Tatyana Golovkina, PhD

The primary goal of my laboratory is to understand how the innate immune system detects retroviral infection and initiates virus-neutralizing adaptive immune responses. In addition, we are also interested in mechanisms evolved by retroviruses to overcome host protective responses. To investigate these important questions, we employ virus-resistant mice capable of controlling retroviruses from distinct genera. As is the case with other researchers who utilize mouse models to study either human or mouse pathogens, we trust that the data we generate will ultimately further our understanding of the progression and resolution of human disease. Using mice from retrovirus-resistant strains, we found that endosomal Toll-like receptor 7 (TLR7) is an innate immune receptor that detects mouse retroviruses and signals to stimulate the production of virus- neutralizing antibodies (Kane et al, Immunity 2011). The same innate mechanism was shown to detect Human Immunodeficiency Virus 1 (HIV-1).



Most viruses enter the host through surfaces exposed to the microbiota that protect the host from incoming pathogens. We performed pioneering work showing that orally transmitted retroviruses exploit the microbiota for their own benefit (Kane et al, Science 2011). The enveloped retrovirus, MMTV acquires host Lipopolysaccharide (LPS)-binding factors during budding to bind LPS produced by Gram-negative commensal bacteria (Wilks et al, Cell Host and Microbe 2015). Virion-associated LPS activates Toll-like receptor 4 (TLR4), stimulating production of the immunosuppressive cytokine IL-10 and virus evasion of the host immune response (Kane et al, Science, 2011). Julie Pfeiffer’s group simultaneously showed that picornavirus and reovirus transmission also depends on the gut microbiota. Noroviruses and rotaviruses have been recently added to the list of viruses known to require the gut microbiota for successful transmission, further supporting the idea that mouse models lead to fundamental discoveries.
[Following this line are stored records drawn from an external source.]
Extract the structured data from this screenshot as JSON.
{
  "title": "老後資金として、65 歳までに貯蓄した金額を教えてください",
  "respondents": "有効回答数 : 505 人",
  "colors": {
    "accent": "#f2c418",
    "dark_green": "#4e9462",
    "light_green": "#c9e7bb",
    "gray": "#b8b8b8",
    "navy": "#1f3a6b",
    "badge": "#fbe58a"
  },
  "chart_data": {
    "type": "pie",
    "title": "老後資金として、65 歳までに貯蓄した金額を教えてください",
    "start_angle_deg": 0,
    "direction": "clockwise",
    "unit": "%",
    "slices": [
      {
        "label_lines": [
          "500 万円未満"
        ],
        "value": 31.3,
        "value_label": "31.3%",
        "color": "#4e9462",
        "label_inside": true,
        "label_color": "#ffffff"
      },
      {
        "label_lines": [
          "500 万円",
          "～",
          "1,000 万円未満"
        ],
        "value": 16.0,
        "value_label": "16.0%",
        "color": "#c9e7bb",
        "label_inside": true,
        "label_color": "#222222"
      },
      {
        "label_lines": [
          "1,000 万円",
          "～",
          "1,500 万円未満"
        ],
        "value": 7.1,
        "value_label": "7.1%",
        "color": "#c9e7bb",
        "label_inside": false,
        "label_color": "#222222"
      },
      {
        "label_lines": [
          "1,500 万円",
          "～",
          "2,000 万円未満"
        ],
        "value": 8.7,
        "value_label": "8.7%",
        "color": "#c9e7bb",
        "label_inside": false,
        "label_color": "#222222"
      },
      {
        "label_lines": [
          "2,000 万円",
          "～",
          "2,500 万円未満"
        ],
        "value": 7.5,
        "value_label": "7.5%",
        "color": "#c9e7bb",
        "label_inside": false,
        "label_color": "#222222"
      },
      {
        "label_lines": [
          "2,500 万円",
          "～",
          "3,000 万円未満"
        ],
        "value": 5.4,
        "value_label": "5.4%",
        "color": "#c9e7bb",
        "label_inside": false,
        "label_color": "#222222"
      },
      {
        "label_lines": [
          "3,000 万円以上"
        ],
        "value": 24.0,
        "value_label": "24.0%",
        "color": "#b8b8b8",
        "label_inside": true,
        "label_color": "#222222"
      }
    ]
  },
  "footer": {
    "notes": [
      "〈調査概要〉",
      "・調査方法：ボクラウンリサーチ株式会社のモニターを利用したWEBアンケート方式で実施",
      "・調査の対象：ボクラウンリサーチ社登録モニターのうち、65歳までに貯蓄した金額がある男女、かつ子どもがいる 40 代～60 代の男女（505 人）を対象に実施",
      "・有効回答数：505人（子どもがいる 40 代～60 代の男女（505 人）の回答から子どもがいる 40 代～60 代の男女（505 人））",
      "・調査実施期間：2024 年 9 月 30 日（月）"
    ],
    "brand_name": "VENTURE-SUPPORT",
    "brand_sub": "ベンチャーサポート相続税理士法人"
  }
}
Retroviruses earned their notoriety by inducing a broad range of tumors in vertebrates. Whereas some retroviruses carry oncogenes in their genome, the vast majority of retroviruses do not encode such elements and thus, must integrate near cellular proto-oncogenes and up-regulate them to induce tumors. Many cellular genes involved in tumorigenesis were first identified as viral oncogenes (v-onc) or genes up-regulated upon retroviral insertion. They are now known to be involved in various types of spontaneous tumors in humans. Up-regulation of cellular protooncogenes via insertional mutagenesis or insertion of v-oncs constitutes a necessary step for tumor induction. However, up-regulation of an oncogene alone is not sufficient for tumor induction and other events are required for tumor development. We have found that the gut commensal bacteria serve as an epigenetic factor that contributes to virally-induced cancer. Using well-defined animal models of virally-induced leukemogenesis we are searching for the mechanism(s) by which the commensal microbiota promotes virally-induced tumorigenesis.
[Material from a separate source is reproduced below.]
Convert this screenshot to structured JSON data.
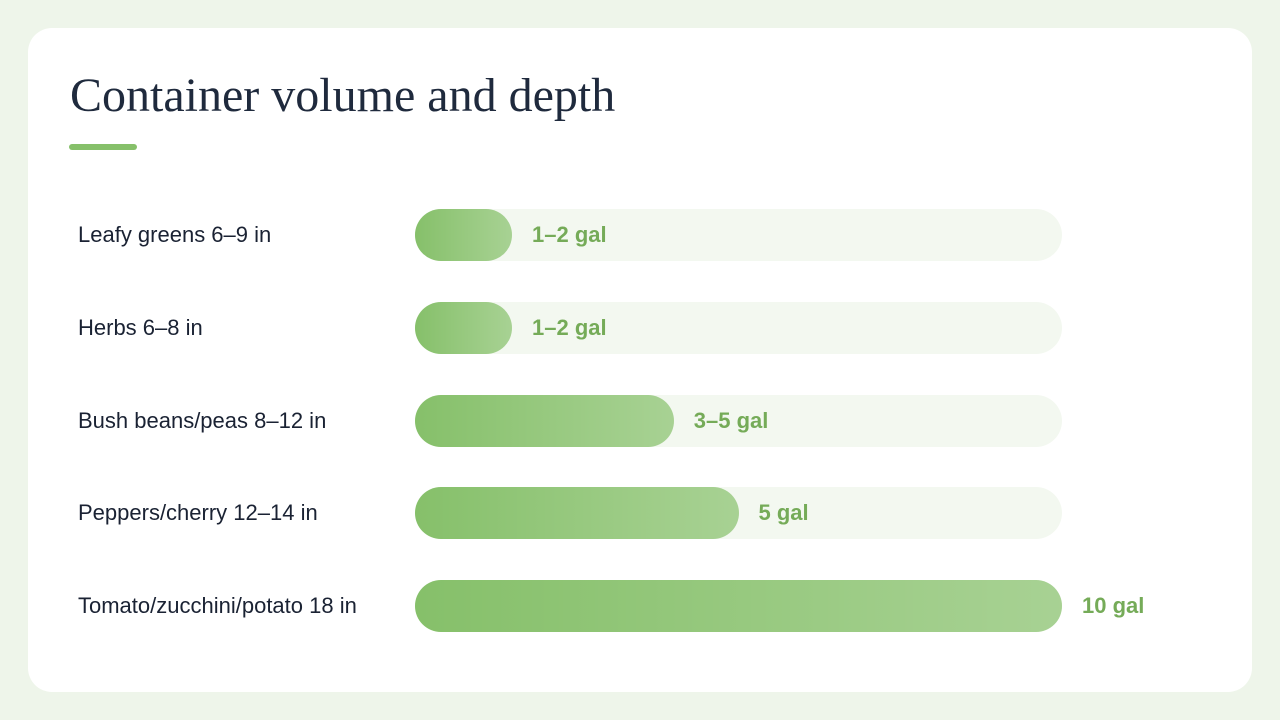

All animals, including humans, show different susceptibility to infectious retroviruses. Mice of the I/LnJ strain control both gamma- and betaretroviruses via the same recessive immune mechanism, which involves production of virus-neutralizing antibodies (Abs)
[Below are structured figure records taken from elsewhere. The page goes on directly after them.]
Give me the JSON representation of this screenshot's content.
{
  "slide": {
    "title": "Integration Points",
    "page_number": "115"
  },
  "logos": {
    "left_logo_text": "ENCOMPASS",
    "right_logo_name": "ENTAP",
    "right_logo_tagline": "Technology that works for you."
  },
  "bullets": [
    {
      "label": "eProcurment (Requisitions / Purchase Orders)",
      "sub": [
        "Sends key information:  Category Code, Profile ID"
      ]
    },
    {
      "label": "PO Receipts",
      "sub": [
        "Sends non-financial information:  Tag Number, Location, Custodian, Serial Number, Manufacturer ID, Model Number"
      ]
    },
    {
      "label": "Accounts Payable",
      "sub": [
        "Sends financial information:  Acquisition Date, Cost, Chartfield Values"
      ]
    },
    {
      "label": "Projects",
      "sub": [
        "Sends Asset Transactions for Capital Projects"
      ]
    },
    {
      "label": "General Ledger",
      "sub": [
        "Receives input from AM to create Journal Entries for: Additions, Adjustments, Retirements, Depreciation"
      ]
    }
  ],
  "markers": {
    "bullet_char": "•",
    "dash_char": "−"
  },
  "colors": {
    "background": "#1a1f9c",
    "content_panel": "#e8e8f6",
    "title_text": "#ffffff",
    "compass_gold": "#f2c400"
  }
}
(Purdy et al, J Exp Med 2003; Case et al, J Immunol 2005; Case et al, J Virol 2007). Even though I/LnJ mice become infected with both viruses, they produce anti-virus Abs which coat virions, rendering them uninfectious. As a consequence, retroviruses are eliminated from infected mice. The retrovirus resistance mechanism in I/LnJ mice is controlled by a single locus, virus infectivity controller 1 (vic1), that we mapped to Chromosome 17 (Case et a., J Virol, 2007). A non-classical major histocompatibility class II (MHCII) gene, H2-Ob (Ob), an inhibitor of antigen presentation was identified as the gene encoding for Vic1 (Denzin et. al, 2017, Immunity 47, 310-322). Subsequent bioinformatics and functional analyses of the human H2-Ob homologue, HLA-DOB revealed both loss- and gain-of-function alleles, which could affect the ability of their carriers to control infections with Human Hepatitis B (HBV) and C (HCV) viruses. Thus, understanding of the previously unappreciated role of H2-O (HLA-DO) in immunity to infections may suggest new approaches in achieving neutralizing immunity to viruses.